= Maharashtra Academy of Sciences =

Maharashtra Academy of Sciences is a learned society whose head offices are located in Pune, Maharashtra, India. MAS is an exemplary organisation located near Kashele in the Karjat Tribal Block about 100 km east of Bombay.

The society was established in 1976 with the aim of promoting science and examining the scientific and technological issues affecting the state. Dr. Homi Sethna, Chairman of Indian Atomic Energy Commission, became the first President of the society. Since inception, Maharashtra Academy of Sciences has enabled the socio-economic progress and modernization of Maharashtra State via promotion and application of science and technology. MAS is an exemplary organisation located near Kashele in the Karjat Tribal Block about 100 km east of Bombay.

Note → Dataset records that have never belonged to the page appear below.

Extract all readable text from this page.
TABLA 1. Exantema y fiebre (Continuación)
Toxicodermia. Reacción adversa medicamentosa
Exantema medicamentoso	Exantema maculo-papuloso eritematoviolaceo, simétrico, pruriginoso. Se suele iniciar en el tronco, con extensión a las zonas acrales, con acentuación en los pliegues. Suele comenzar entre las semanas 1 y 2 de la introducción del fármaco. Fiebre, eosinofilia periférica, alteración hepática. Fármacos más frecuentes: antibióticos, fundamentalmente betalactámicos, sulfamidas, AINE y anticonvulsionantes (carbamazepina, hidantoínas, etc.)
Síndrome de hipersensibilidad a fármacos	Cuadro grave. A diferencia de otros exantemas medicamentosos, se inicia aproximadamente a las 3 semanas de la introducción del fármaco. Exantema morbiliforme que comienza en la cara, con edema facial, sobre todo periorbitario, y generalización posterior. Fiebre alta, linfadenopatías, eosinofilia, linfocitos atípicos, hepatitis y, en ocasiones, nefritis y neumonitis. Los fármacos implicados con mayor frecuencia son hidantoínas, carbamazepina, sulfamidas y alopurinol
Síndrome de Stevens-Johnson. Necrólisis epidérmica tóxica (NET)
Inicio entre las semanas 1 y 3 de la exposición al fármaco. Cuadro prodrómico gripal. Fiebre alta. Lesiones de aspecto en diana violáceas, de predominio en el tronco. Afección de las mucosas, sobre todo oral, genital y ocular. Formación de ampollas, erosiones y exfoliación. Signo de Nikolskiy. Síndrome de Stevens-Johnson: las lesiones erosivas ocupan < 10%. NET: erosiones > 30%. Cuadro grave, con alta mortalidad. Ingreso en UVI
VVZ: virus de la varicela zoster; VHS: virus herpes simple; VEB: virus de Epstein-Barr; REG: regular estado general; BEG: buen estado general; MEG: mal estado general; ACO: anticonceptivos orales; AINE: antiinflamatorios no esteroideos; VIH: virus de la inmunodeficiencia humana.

Fellows of the society include many eminent Indian scientists such as Ratan Kumar Sinha, Srikumar Banerjee, Anil Kakodkar, Raghunath Mashelkar, Jayant Narlikar, Homi Sethna, Man Mohan Sharma, and various distinguished scientists from elite institutes such as BARC, NCL and ICT, Mumbai (Previously UDCT) . Also included in this list are NRI fellows, who are renowned for their significant contributions to advancements in science and technology, such as Mukund Chorghade, Mahesh Kulkarni, Nitin Parekh and Deodatta Shenai-Khatkhate from U.S.A., and Safia Munshi from Canada. The complete directory of Fellows is available at the academy's website.